Dorothy went to the pottery workshop, to see how Philip was.
Philip was at the wheel, his wet hands inside the moving, growing clay wall of a pot. Dorothy stood in the doorway and watched him. She touched the tips of her own fingers with other fingers, trying to imagine, in her skin, how this work would feel. It was precise, and extraordinary. Philip came to the end of turning, finished his rim, smoothed the sides with a wooden baton, and lifted the bat from the wheel. He said to Dorothy “Hello, then,” without turning round. She hadn’t been sure he knew she was there. He said
“Would you like to make a pot?”
Dorothy said she would. Philip found a smock for her, and ceded his seat at the wheel. He took a ball of clay, and slapped it on the wheel, and centred it for her. “Now,” he said, “press down, so, with both hands—use your thumbs—and feel it come up.”

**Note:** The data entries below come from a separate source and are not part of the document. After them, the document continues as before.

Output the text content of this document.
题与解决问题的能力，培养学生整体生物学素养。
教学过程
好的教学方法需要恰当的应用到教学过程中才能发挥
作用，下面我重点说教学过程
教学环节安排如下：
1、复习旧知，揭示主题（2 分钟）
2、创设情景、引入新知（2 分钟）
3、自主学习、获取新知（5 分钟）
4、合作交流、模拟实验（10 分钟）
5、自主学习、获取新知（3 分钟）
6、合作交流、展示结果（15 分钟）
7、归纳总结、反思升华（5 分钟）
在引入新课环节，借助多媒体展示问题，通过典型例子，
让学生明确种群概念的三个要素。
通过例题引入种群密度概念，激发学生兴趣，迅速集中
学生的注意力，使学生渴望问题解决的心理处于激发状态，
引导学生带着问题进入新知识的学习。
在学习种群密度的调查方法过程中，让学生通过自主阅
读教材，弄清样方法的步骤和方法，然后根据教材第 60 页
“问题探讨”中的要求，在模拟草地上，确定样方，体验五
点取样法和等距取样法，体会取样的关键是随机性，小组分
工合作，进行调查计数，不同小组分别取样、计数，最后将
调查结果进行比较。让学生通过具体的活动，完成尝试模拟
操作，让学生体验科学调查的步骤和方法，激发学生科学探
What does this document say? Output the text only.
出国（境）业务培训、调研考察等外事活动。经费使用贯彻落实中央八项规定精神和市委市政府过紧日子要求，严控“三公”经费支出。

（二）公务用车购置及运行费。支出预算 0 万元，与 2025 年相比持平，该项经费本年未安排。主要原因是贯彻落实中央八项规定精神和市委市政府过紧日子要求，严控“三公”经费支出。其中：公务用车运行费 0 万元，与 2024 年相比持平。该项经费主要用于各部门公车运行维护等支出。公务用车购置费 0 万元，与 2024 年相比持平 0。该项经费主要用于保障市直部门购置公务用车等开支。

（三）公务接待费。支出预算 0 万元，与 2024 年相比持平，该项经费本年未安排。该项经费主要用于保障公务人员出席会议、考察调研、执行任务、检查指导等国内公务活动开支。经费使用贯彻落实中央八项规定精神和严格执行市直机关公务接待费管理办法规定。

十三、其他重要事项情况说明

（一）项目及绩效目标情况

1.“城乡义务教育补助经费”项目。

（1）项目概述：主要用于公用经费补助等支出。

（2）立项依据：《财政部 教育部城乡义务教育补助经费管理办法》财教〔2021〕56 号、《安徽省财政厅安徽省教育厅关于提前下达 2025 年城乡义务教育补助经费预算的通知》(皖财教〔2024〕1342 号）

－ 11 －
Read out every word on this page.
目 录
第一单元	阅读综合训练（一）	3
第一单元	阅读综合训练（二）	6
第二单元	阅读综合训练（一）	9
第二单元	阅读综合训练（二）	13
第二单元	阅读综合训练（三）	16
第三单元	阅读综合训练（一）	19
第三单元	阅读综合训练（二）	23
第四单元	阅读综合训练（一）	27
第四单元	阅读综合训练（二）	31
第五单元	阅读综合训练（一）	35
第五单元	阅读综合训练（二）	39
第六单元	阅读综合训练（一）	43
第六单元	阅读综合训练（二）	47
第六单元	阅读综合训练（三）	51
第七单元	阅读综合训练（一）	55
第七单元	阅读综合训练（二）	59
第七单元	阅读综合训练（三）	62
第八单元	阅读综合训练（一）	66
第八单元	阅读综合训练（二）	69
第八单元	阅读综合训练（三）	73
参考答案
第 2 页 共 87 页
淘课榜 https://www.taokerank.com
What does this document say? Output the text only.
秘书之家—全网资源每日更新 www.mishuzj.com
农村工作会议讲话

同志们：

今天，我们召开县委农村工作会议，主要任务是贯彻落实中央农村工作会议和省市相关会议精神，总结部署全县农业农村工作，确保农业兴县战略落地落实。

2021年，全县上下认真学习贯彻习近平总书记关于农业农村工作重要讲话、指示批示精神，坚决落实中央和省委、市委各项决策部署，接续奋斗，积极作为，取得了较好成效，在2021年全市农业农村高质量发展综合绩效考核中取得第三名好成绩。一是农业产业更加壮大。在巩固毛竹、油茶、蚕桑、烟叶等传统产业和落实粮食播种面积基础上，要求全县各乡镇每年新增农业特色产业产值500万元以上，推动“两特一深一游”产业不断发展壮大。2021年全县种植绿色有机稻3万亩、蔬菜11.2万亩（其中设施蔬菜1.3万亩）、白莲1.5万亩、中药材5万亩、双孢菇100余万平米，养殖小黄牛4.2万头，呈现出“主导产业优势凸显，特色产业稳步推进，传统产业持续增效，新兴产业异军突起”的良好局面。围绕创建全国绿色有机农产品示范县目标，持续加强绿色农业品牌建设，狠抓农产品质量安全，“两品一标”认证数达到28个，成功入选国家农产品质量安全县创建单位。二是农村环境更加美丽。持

Dorothy pressed. The clay was wet and clammy and dead, and yet it had a motion of its own, a response, a kind of life. The wheel turned, the clay turned, Dorothy held her fingers steady inside the red-brown cylinder which rose, with narrowing walls, to the rhythm of the turning. Dorothy was delighted. And then, suddenly, something went wrong—the rhythm faltered, the clay walls frilled, slipped and collapsed inwards, and where there had been a tube there was a flailing blob. Dorothy turned to Philip to ask what she had done wrong. She was half-laughing, half-crying. Philip was laughing. He said “That always happens.” He took the lump in his hands to re-form it, and at that moment Elsie came in from the storeroom door, carrying something, unaware of Dorothy’s presence, holding it out to Philip.
“Look what I found. Did you ever see the like?”
Then she saw Dorothy, and blushed crimson. Dorothy wondered why she had alarmed her so—they knew each other, a little, not very well—and then began to understand what she was holding. Philip had understood immediately, and the blood was also rising in his face.
“It was in a box at the very back of a kind of gloryhole,” said Elsie.
It was white and shining. It was a larger-than-life, extremely detailed, evenly glazed model of an erect cock and balls, every wrinkle, every fold, every glabrous surface gleaming.
“I didn’t do it,” said Philip.
“I didn’t think you did,” said his sister. She said to Dorothy “I’m sorry.” She wasn’t sure if she was on first- name terms with Dorothy or not.
Dorothy advanced, with her hands covered in wet slip.
“Can I have a look? I’m going to study anatomy. Do you think it’s for use in hospitals?”
“No,” said Philip. “I think—I think it’s a phallic
He had learned that word from Benedict Fludd’s talk. Neither of the other two knew what it meant.
“Religious, sort of,” said Philip, half-embarrassed, half on the edge of hysterical laughter.